Je lui avais demandé à plusieurs reprises ce qui n'allait pas, sans pouvoir obtenir gain de cause. La réponse devrait attendre, mais je ne comptais pas abandonner.

La dernière fois, mon cours particulier avec Miller s'était déroulé dans la joie et la bonne humeur. Non, vraiment nous avions travaillé les mouvements offensifs – enfin ! – avec beaucoup plus de précision. Il m'avait déclaré avoir terminé son enseignement concernant les mouvements défensifs. Mais il n'était toujours pas convaincu de commencer l'attaque, comme s'il attendait quelque chose. Ce que ça pouvait m'exaspérer cette mine qu'il prenait en me voyant attaquer !

– J'ai l'impression que tu n'as pas compris, répéta mon prof d'escrime une énième fois. Ce n'est pas de l'attaque que tu pratiques là, mais de la contre-attaque ! Tu attends que je t'agresse pour répondre, ça n'est pas ce que je te demande. Tu sais très bien attaquer à mains nues, alors pourquoi ne le fais-tu pas avec ton épée ?

Je voyais qu'il n'en pouvait plus de me voir louper mes coups d'assauts. Quand la cible était immobile, cela allait. Mais quand elle bougeait, je ne savais plus rien faire. Enfin, ce n'était pas ça. Je connaissais et maîtrisais à peu près les mouvements basiques d'attaque. Miller n'était pas suicidaire, il me les avaient appris avec les défensifs pour que je puisse un minimum remporter mes combats. 

Mais dès qu'il tentait de m'enseigner des techniques un peu plus élaborées, j'étais aux abonnés absents. Je n'arrivai pas à reproduire les mouvements qu'il me montrait, même si j'essayais de toutes mes forces.

– J'ai l'impression que tu ne maîtrises absolument pas Caligo, alors que ça fait deux mois que tu t'entraînes tous les jours avec ! Tu sais très bien reproduire les mouvements défensifs, mais pas les offensifs ! C'est à ni rien comprendre. C'est pour ça que je ne voulais pas t'enseigner les mouvements d'attaque dès le début, mais je pensais qu'en t'améliorant avec la défense, tu maîtriserais mieux l'attaque. C'était manifestement une erreur.

Oui, une erreur, on pouvait appeler cela comme ça. J'avais l'impression d'avoir une nouvelle arme entre les mains quand j'attaquais, que ce n'était plus Caligo.

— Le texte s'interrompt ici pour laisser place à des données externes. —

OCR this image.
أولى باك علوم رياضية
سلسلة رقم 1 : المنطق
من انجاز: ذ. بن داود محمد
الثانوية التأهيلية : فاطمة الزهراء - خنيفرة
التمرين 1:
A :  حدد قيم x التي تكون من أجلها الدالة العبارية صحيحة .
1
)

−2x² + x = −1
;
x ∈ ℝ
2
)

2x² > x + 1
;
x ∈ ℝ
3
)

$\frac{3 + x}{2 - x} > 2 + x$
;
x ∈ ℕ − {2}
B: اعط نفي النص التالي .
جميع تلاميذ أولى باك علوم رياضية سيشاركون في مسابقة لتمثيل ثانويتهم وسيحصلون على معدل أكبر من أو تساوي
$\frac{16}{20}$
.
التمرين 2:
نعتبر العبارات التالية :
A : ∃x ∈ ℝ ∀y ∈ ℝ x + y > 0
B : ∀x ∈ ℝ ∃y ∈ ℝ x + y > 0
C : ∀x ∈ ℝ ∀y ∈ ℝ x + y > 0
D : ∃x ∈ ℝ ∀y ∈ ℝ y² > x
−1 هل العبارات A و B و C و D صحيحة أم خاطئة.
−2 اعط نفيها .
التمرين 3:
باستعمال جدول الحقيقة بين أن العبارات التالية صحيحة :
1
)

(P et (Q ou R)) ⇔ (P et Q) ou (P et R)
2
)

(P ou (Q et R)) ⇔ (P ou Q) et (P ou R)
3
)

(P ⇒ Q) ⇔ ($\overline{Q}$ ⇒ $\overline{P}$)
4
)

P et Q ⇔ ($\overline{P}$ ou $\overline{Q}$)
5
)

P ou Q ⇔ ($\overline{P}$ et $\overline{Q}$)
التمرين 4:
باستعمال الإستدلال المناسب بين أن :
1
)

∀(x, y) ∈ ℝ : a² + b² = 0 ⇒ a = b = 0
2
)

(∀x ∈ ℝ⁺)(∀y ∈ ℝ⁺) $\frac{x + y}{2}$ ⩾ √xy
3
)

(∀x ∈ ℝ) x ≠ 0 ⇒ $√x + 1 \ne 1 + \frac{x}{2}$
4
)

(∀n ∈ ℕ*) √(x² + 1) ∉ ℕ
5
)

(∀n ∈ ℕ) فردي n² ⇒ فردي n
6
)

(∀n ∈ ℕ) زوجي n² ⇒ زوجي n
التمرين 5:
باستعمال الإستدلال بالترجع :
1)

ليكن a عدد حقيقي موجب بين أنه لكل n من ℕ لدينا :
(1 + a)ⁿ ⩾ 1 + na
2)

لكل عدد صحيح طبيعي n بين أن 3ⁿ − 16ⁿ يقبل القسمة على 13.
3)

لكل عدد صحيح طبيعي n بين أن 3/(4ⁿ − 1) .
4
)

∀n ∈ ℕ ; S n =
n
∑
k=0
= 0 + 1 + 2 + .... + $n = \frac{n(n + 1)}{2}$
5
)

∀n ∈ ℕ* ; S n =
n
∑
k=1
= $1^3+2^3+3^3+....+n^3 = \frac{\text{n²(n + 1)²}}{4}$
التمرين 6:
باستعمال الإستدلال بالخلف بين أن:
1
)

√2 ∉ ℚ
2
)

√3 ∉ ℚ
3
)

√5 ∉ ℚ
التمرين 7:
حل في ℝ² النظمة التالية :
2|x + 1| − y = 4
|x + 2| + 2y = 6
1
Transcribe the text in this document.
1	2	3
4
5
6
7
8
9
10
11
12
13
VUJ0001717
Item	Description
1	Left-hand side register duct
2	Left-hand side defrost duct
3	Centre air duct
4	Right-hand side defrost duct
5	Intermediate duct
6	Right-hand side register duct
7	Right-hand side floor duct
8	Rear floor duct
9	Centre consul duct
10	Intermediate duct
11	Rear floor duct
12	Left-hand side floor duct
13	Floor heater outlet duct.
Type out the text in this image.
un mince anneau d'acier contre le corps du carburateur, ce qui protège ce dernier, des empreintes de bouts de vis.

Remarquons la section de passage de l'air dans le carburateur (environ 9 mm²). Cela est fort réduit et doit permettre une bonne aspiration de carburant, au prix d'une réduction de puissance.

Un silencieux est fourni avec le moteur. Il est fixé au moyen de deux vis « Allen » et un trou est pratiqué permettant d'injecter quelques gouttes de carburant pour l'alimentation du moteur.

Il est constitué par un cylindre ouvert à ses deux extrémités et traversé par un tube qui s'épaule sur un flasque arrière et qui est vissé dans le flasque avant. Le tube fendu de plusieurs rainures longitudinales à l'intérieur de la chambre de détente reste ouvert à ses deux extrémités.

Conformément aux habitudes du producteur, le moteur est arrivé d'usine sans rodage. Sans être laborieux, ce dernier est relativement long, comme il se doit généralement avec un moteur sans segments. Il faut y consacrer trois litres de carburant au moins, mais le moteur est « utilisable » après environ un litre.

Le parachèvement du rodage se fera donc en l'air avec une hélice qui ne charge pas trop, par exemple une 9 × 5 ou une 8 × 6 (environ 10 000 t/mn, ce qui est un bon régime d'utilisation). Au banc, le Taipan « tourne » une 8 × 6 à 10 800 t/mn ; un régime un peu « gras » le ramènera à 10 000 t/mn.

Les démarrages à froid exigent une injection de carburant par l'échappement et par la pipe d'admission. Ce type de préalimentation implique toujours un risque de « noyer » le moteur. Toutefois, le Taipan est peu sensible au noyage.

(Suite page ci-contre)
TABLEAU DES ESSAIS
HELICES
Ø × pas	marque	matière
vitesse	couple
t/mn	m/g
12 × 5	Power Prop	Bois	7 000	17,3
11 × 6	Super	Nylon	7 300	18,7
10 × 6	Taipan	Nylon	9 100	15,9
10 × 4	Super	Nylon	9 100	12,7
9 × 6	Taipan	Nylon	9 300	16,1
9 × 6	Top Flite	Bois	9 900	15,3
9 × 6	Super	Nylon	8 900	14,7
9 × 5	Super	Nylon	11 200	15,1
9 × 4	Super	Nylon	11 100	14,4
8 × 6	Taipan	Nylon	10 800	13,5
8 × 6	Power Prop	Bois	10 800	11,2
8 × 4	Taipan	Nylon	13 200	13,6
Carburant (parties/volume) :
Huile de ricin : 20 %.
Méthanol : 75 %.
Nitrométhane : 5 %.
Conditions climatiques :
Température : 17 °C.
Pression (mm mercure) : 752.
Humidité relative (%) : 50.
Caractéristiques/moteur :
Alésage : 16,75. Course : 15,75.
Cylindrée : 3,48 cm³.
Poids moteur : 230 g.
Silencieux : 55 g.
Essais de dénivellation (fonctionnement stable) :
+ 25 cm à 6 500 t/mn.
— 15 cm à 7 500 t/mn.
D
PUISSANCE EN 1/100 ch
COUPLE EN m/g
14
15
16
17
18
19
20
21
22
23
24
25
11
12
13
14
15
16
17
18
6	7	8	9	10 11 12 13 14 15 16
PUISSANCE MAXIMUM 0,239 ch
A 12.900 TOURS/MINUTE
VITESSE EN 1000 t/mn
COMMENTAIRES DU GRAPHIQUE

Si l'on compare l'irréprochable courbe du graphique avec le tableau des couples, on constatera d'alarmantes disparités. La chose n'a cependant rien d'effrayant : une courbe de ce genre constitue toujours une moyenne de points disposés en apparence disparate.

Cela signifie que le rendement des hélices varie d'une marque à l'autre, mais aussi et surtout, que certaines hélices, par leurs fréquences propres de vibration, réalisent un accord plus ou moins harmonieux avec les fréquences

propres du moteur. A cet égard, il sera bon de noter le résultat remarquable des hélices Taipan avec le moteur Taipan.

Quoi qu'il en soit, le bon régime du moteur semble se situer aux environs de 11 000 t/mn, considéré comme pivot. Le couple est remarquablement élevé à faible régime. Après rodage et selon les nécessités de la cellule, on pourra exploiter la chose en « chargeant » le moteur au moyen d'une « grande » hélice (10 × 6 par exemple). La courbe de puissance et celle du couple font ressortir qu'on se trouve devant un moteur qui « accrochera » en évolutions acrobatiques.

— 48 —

Ma défense était terminée en termes de techniques. Il me restait à les parfaire, mais je maîtrisais la plupart des mouvements basiques avec précision. 

Miller tapota la chaise sur laquelle j'avais mis mes affaires pour m'inviter à m'asseoir. Nous nous trouvions dans la salle de sport, fréquentée par quelques dizaines d'élèves et professeurs particuliers. Il pleuvait, voire drachait, à l'extérieur, alors comme à chaque fois nous étions venus dans la salle de sport. J'avais l'impression de retrouver le nord de la France en songeant à ce mot. 

Cela me fit penser à ma mère, et j'eus un petit pincement au cœur. Il s'était déroulé seulement deux mois mais elle me manquait beaucoup. Nous n'avions jamais vraiment été séparées, et n'étant que deux dans la maison, nous étions très proches.

– Bon, essayons de voir ce qui cloche, m'annonça Miller.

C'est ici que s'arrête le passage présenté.